When the Caribbean route through Florida was closed to them, classic Colombian kingpins like Escobar and the Cali cartel created the “Mexican springboard” by partnering with experts in moving marijuana across the US border. There is also a “Galician trampoline.” Galicia, with its vast coastline outlined in its estuaries, the secular tradition of smuggling with Portugal and the pre-existing structures of clandestine tobacco import and distribution, became the gateway for Colombians to Europe. Thus, as seen in the Fariña series, there was so much cash in the estuaries that there was nowhere to put it. Boat pilots, smugglers or furtive shellfish collectors suddenly became multimillionaires, for placing Colombian coca on the soil of the Old Continent.
In the world before coca, that of tobacco smuggling, in that classic business of the estuaries, which was considered respectable, was where Marcial Dorado grew up. As the journalist Nacho Carretero recounts in his book Fariña, although he was born in Cambados, on the “continent” that would be said in the language of Illa de Arousa, it was on this island where the Dorado family settled. His mother worked for Vicente Otero Pérez, Terito, the big boss of the old school.
Terito, who was a delegate of the PP provincial congress of Pontevedra in 1990, days before Operation Nécora, had Marcial Dorado under his command, as a skilled boatman who brought the so-called “Winston de batea” onto the mainland, in reference to the wooden modules that are dotted in the Arousa estuary for mussel farming. In the 1980s, Dorado was already in charge of one of the three large organizations that controlled the illegal importation of tobacco in Galicia. “He headed the most powerful clan, the so-called Martial Band,” wrote Carretero, who, in the wake of Perfecto Conde’s pioneering book La conexión gallega, describes the operations to bring huge amounts of money to Switzerland, to the point that, he maintains, it could become the most powerful tobacco smuggling group in Europe.
“Tobacco is for the old, fariña is the future,” shouts the actor Javier Rey in the television series, in his interpretation of Sito Miñanco.

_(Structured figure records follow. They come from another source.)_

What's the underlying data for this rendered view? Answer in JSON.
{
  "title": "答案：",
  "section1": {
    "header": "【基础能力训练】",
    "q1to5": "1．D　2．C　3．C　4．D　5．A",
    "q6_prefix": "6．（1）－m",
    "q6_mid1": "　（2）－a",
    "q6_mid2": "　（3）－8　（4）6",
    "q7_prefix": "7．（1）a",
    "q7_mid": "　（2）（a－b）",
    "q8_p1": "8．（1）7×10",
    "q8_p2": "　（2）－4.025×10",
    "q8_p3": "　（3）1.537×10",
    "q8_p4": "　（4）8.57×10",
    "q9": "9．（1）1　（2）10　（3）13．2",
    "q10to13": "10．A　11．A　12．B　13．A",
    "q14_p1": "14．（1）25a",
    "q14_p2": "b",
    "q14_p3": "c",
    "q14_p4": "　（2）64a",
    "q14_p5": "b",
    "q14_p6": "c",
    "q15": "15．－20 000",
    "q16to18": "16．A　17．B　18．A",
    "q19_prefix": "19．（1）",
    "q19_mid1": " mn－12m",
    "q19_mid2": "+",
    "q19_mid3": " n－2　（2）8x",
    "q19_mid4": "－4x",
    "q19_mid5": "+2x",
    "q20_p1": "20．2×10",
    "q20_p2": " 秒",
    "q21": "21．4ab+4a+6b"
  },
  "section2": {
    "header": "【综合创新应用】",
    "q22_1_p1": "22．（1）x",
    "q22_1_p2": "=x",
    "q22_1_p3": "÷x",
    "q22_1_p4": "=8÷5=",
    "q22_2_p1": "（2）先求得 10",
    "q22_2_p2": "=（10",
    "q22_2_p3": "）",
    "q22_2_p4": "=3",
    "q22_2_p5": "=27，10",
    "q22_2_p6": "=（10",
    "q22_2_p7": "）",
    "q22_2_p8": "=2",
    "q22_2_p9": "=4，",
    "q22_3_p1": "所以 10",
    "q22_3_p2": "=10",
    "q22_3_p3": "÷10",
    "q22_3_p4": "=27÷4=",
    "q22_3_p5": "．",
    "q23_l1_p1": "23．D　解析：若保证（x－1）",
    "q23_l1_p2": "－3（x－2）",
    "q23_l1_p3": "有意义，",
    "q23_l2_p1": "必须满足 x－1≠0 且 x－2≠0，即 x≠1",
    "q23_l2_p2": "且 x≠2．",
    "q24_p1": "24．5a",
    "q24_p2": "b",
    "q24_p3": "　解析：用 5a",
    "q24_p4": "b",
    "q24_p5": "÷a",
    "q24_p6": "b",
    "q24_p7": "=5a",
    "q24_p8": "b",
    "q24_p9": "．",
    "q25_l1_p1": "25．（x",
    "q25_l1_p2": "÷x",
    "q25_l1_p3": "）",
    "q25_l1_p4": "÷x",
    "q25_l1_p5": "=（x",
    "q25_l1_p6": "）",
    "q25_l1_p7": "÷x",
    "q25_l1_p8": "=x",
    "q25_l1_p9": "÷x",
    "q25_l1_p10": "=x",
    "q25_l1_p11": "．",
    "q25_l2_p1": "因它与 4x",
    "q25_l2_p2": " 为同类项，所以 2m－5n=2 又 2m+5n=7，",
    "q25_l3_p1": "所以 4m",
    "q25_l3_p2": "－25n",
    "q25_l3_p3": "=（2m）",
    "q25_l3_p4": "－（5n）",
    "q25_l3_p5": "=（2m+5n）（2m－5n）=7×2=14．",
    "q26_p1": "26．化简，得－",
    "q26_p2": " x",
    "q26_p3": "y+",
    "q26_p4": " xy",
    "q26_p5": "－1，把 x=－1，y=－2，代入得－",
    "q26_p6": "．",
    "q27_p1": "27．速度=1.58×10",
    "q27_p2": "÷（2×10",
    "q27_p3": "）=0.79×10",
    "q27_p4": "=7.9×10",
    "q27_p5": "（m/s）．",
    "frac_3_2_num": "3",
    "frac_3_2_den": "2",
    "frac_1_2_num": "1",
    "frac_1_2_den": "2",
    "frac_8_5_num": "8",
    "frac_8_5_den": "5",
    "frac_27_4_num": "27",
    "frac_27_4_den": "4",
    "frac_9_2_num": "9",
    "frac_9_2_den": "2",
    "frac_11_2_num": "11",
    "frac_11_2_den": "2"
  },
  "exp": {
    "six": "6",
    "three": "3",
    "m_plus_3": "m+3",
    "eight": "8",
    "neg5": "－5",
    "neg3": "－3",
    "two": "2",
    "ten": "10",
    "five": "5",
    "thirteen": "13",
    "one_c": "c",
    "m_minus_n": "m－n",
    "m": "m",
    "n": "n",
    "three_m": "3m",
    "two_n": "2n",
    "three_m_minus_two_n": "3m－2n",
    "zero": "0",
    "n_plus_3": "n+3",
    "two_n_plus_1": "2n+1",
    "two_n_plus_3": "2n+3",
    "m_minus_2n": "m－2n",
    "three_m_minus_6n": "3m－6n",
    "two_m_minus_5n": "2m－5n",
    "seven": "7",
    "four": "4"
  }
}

After having been arrested on several occasions but evading justice and spending time, with the other bosses, in a sui generis exile in Portugal and beginning to appear in the press as a prominent boss, Dorado did not give up tobacco like Miñanco and company. It is one of the reasons why it is said that he was the smartest, since he would have been practically alone with this business. Although he maintains that he never got past that, in 2003 he was implicated in a case for the sale of a ship, the South Sea, which was used to unload more than five tons of cocaine. He was sentenced to 13 years in prison for that operation and bribing civil guards.
Although Carretero points out in his book that the debate in Arousa continues on whether Dorado managed to leave his tobacco niche, with the South Sea the myth was broken, since not only was he no longer invulnerable, but there is a final sentence that declares him a drug trafficker. Later, in 2015, the National Court imposed another six years on him for money laundering. The court considered “impossible” that he moved 69 million euros in the 90 only with the tobacco business.
The operation of the ship that led to the fall from grace of this drug trafficker led ten years later to the publication of the photographs on his yacht with Alberto Núñez Feijóo, which were found in a registry. As he himself acknowledged, the former president of the Xunta maintained a close friendship for several years with Marcial Dorado, which included trips to Cascais (Portugal), Andorra and Ibiza. But Feijóo always claimed to be unaware of his activities.